You know the year-end ritual, make all sorts of promises to do better, be it exercising more, eating better, or any number of well-intended goals. Trouble is, typically by Valentine’s Day those vows have vanished. Maybe what you need is an incentive. How about cash? Here are 15 financial resolutions that are worth keeping because they’ll make you more money.
Pay off high-interest credit cards
With average U.S. household credit card debt growing to $15,482 per family and an average credit card interest rate of 13.08 percent, Stoyan Panayotov, CEO of Babylon Wealth Management, says paying off credit card debt should be on the priority list of financial resolutions for 2019. What’s the urgency? “The Fed is expected to hike interest rates at least three more times in the upcoming year,” he says. The sooner you get rid of the debt, the better. Find out the credit cards you should never open in the first place.

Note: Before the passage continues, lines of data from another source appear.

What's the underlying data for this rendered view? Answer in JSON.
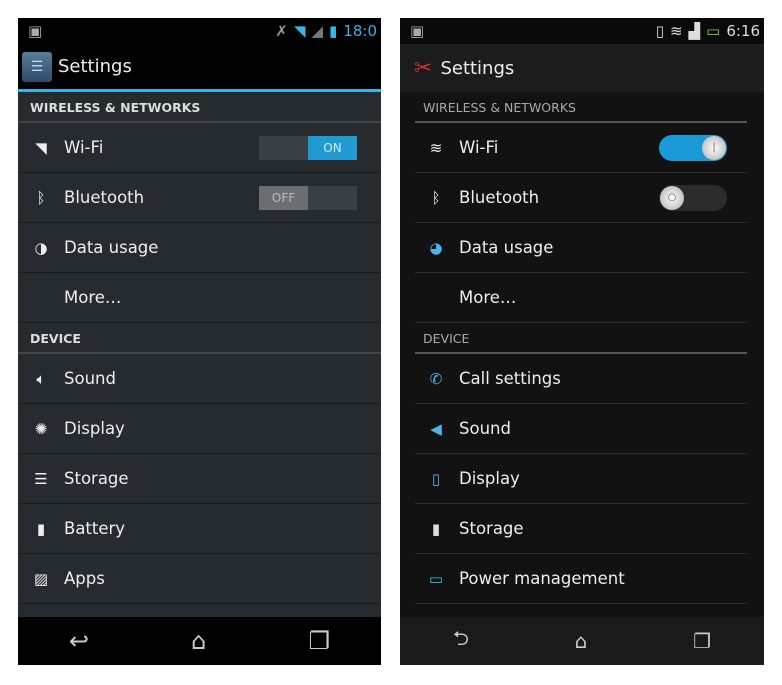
{
  "left": {
    "status": {
      "time": "18:0",
      "icons": [
        "image-icon",
        "mute-icon",
        "wifi-icon",
        "signal-icon",
        "battery-icon"
      ]
    },
    "title": "Settings",
    "sections": [
      {
        "header": "WIRELESS & NETWORKS",
        "items": [
          {
            "label": "Wi-Fi",
            "icon": "wifi-icon",
            "toggle": "ON"
          },
          {
            "label": "Bluetooth",
            "icon": "bluetooth-icon",
            "toggle": "OFF"
          },
          {
            "label": "Data usage",
            "icon": "data-usage-icon"
          },
          {
            "label": "More…"
          }
        ]
      },
      {
        "header": "DEVICE",
        "items": [
          {
            "label": "Sound",
            "icon": "sound-icon"
          },
          {
            "label": "Display",
            "icon": "display-icon"
          },
          {
            "label": "Storage",
            "icon": "storage-icon"
          },
          {
            "label": "Battery",
            "icon": "battery-icon"
          },
          {
            "label": "Apps",
            "icon": "apps-icon"
          }
        ]
      }
    ],
    "accent": "#33b5e5"
  },
  "right": {
    "status": {
      "time": "6:16",
      "icons": [
        "image-icon",
        "vibrate-icon",
        "wifi-icon",
        "signal-icon",
        "battery-icon"
      ]
    },
    "title": "Settings",
    "sections": [
      {
        "header": "WIRELESS & NETWORKS",
        "items": [
          {
            "label": "Wi-Fi",
            "icon": "wifi-icon",
            "toggle": "on"
          },
          {
            "label": "Bluetooth",
            "icon": "bluetooth-icon",
            "toggle": "off"
          },
          {
            "label": "Data usage",
            "icon": "data-usage-icon"
          },
          {
            "label": "More…"
          }
        ]
      },
      {
        "header": "DEVICE",
        "items": [
          {
            "label": "Call settings",
            "icon": "phone-icon"
          },
          {
            "label": "Sound",
            "icon": "sound-icon"
          },
          {
            "label": "Display",
            "icon": "display-icon"
          },
          {
            "label": "Storage",
            "icon": "storage-icon"
          },
          {
            "label": "Power management",
            "icon": "power-icon"
          }
        ]
      }
    ],
    "accent": "#1a9ad6"
  }
}
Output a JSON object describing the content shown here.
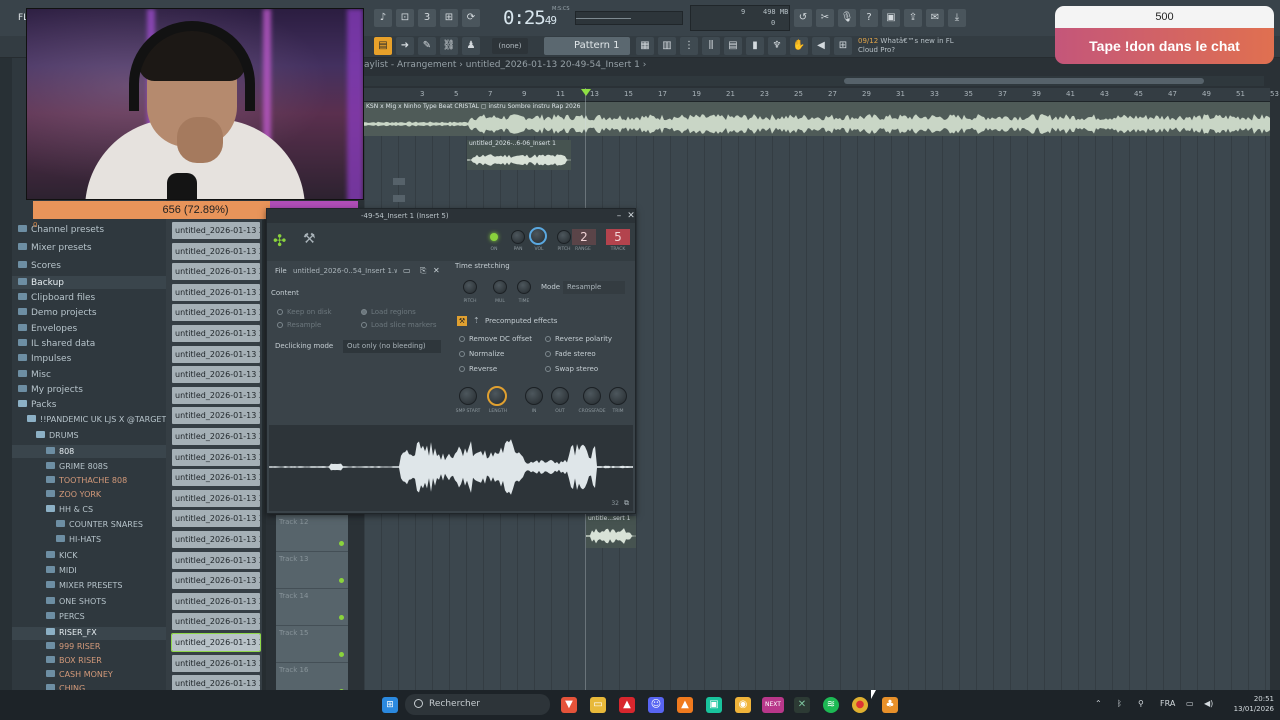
{
  "topbar": {
    "app_label": "FL",
    "time": "0:25",
    "time_small": "49",
    "time_unit": "M:S:CS",
    "cpu": {
      "top_left": "9",
      "top_right": "498 MB",
      "bottom_right": "0"
    },
    "pattern_none": "(none)",
    "pattern": "Pattern 1",
    "news": {
      "date": "09/12",
      "line1": "Whatâ€™s new in FL",
      "line2": "Cloud Pro?"
    }
  },
  "donation": {
    "amount": "500",
    "message": "Tape !don dans le chat"
  },
  "progress": {
    "label": "656 (72.89%)",
    "value": 656,
    "percent": 72.89,
    "min": "0",
    "max": "900"
  },
  "browser": {
    "items": [
      {
        "label": "Channel presets"
      },
      {
        "label": "Mixer presets"
      },
      {
        "label": "Scores"
      },
      {
        "label": "Backup"
      },
      {
        "label": "Clipboard files"
      },
      {
        "label": "Demo projects"
      },
      {
        "label": "Envelopes"
      },
      {
        "label": "IL shared data"
      },
      {
        "label": "Impulses"
      },
      {
        "label": "Misc"
      },
      {
        "label": "My projects"
      },
      {
        "label": "Packs"
      },
      {
        "label": "!!PANDEMIC UK LJS X @TARGETT"
      },
      {
        "label": "DRUMS"
      },
      {
        "label": "808"
      },
      {
        "label": "GRIME 808S"
      },
      {
        "label": "TOOTHACHE 808"
      },
      {
        "label": "ZOO YORK"
      },
      {
        "label": "HH & CS"
      },
      {
        "label": "COUNTER SNARES"
      },
      {
        "label": "HI-HATS"
      },
      {
        "label": "KICK"
      },
      {
        "label": "MIDI"
      },
      {
        "label": "MIXER PRESETS"
      },
      {
        "label": "ONE SHOTS"
      },
      {
        "label": "PERCS"
      },
      {
        "label": "RISER_FX"
      },
      {
        "label": "999 RISER"
      },
      {
        "label": "BOX RISER"
      },
      {
        "label": "CASH MONEY"
      },
      {
        "label": "CHING"
      }
    ],
    "file_item": "untitled_2026-01-13 20-..."
  },
  "playlist": {
    "title": "aylist - Arrangement  ›  untitled_2026-01-13 20-49-54_Insert 1  ›",
    "ruler": [
      "3",
      "5",
      "7",
      "9",
      "11",
      "13",
      "15",
      "17",
      "19",
      "21",
      "23",
      "25",
      "27",
      "29",
      "31",
      "33",
      "35",
      "37",
      "39",
      "41",
      "43",
      "45",
      "47",
      "49",
      "51",
      "53"
    ],
    "clip_main": "KSN x Mig x Ninho Type Beat CRISTAL ▢  instru Sombre  instru Rap 2026",
    "clip_small": "untitled_2026-..6-06_Insert 1",
    "clip_lower": "untitle...sert 1",
    "tracks": [
      "Track 12",
      "Track 13",
      "Track 14",
      "Track 15",
      "Track 16"
    ]
  },
  "channel": {
    "title": "-49-54_Insert 1 (Insert 5)",
    "knobs": {
      "on": "ON",
      "pan": "PAN",
      "vol": "VOL",
      "pitch": "PITCH",
      "range": "RANGE",
      "track": "TRACK"
    },
    "range_value": "2",
    "track_value": "5",
    "file_label": "File",
    "file_value": "untitled_2026-0..54_Insert 1.wav",
    "content_label": "Content",
    "keep_on_disk": "Keep on disk",
    "resample": "Resample",
    "load_regions": "Load regions",
    "load_slice_markers": "Load slice markers",
    "declicking_label": "Declicking mode",
    "declicking_value": "Out only (no bleeding)",
    "time_stretching": "Time stretching",
    "ts_knobs": [
      "PITCH",
      "MUL",
      "TIME"
    ],
    "mode_label": "Mode",
    "mode_value": "Resample",
    "precomputed": "Precomputed effects",
    "effects": [
      "Remove DC offset",
      "Normalize",
      "Reverse",
      "Reverse polarity",
      "Fade stereo",
      "Swap stereo"
    ],
    "bottom_knobs": [
      "SMP START",
      "LENGTH",
      "IN",
      "OUT",
      "CROSSFADE",
      "TRIM"
    ],
    "wave_number": "32"
  },
  "taskbar": {
    "search": "Rechercher",
    "lang": "FRA",
    "time": "20:51",
    "date": "13/01/2026"
  }
}
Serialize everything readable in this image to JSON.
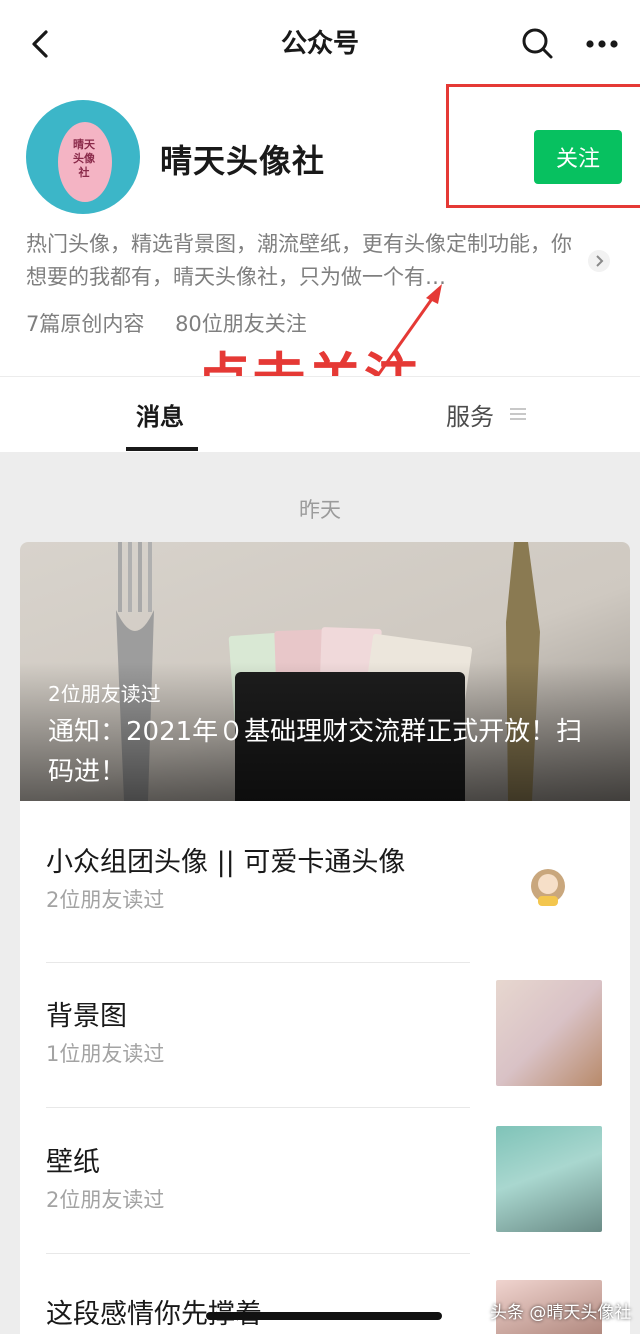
{
  "header": {
    "title": "公众号"
  },
  "profile": {
    "name": "晴天头像社",
    "avatar_text": "晴天头像社",
    "follow_label": "关注",
    "description": "热门头像，精选背景图，潮流壁纸，更有头像定制功能，你想要的我都有，晴天头像社，只为做一个有…",
    "stats": {
      "articles": "7篇原创内容",
      "friends": "80位朋友关注"
    }
  },
  "annotation": "点击关注",
  "tabs": {
    "messages": "消息",
    "services": "服务"
  },
  "feed": {
    "date": "昨天",
    "hero": {
      "reads": "2位朋友读过",
      "title": "通知：2021年０基础理财交流群正式开放！扫码进！"
    },
    "items": [
      {
        "title": "小众组团头像 || 可爱卡通头像",
        "reads": "2位朋友读过"
      },
      {
        "title": "背景图",
        "reads": "1位朋友读过"
      },
      {
        "title": "壁纸",
        "reads": "2位朋友读过"
      },
      {
        "title": "这段感情你先撑着",
        "reads": ""
      }
    ]
  },
  "watermark": "头条 @晴天头像社",
  "colors": {
    "follow_green": "#07c160",
    "annotation_red": "#e53935"
  }
}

You know how hefty late fees can be, so why give creditors more money than they deserve? Make paying bills easy on yourself and set up auto-pay for your monthly bills. Not only do you save a bundle by avoiding late fees, but some lenders and utility companies also offer reduced interest rates or other benefits when you use their automated payment services, points out Sean Fox, co-president of Freedom Debt Relief.
Build an emergency fund
You can avoid expensive credit card debt if you have a stash to draw on when an emergency arises. Try to save enough to cover six to nine months of basic living expenses. Then when an unexpected expense comes up, like a car repair bill or medical expense, or if you suddenly lose your job, you won’t have to put even more debt on a credit card. “With rising interest rates and economists warning that a recession is inevitable (not necessarily in 2019, but in the foreseeable future), the last thing you want to do is have high-interest credit card debt or, worse yet, have to turn to a payday loan to cover an expense,” Fox says.